E. Personne et communion.

1. Personne et communion.

La personne est insérée socialement. C’est un être en relation interpersonnelle. Cette relation peut-être constructive lorsqu’elle s’appuie sur une volonté de promotion mutuelle. M. Nédoncelle (1905-1976) formule ainsi une ontologie personnaliste de l’intersubjectivité, ’la relation intersubjective n’atteint sa perfection et sa pureté, c’est-à-dire sa transparence que dans l’amour. L’amour est une promotion mutuelle du moi, un aveu mutuel à autrui grâce auquel l’autre ne signifie plus non-moi, mais transparence réciproque.177’.

Le désir de relation, plus largement de réunion, de coopération et de partage, correspond à un besoin profond de la personne, necessaire à son épanouissement, ’Communauté de travail, communauté de destin ou communion spirituelle sont indispensables à son humanisation intégrale.178’. E. Mounier déclarait que le personnalisme179 rangeait parmi ses idées centrales l’affirmation de ’l’unité de l’humanité180’, s’opposant à toutes les formes de racisme et de castes, au mépris de l’étranger et à l’élimination des anormaux, ’un homme même différent reste un homme à qui nous devons permettre de poursuivre une vie d’homme.181’. Or, pour l’auteur, portés par des siècles d’individualisme, beaucoup ont oublié la dimension fondamentale de la communauté.

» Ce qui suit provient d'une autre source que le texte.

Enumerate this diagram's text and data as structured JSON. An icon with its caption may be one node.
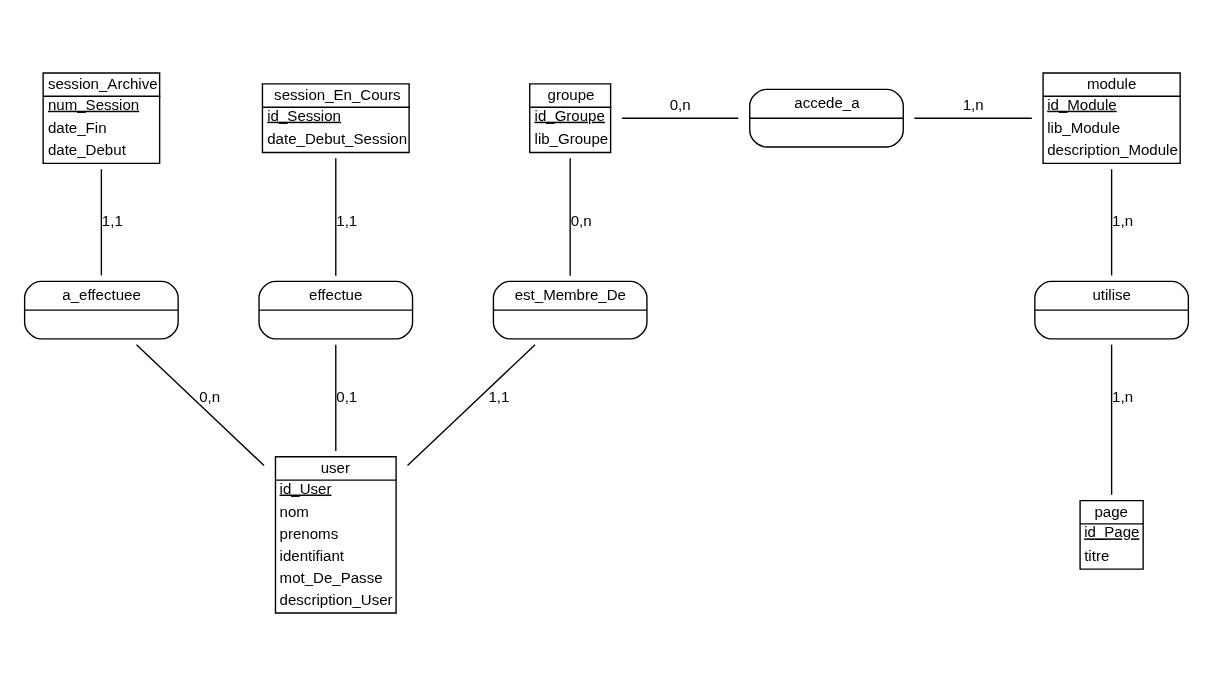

Il disait, à ce sujet, que les premiers à faiblir sur ce point furent les chrétiens. Formés à l’intelligence du mal individuel et recentrés sur l’intériorité, ils auraient trop souvent grossièrement réduit cette dernière à la méfiance, voire à l’exclusion de l’extérieur et du collectif.

Le personnalisme développe une conception fraternelle du rassemblement. La ’fraternité’ vraie se définit, selon CH. Baudouin, ’non par une commune origine, mais par une fin commune. 182 . L’amitié fraternelle procède ainsi d’une reconnaissance de vocation ’Le nous d’un groupe (...) ne commence à être un nous communautaire que du jour où chacun des membres a découvert chacun des autres comme une personne et se met à la traiter comme telle, à l’apprendre comme telle 183 . Aussi la formation d’une communauté184 dans laquelle sont encouragées la camaraderie et la solidarité est-elle très importante pour la formation de la personne, car la personnalisation procède grandement de l’entraide réciproque.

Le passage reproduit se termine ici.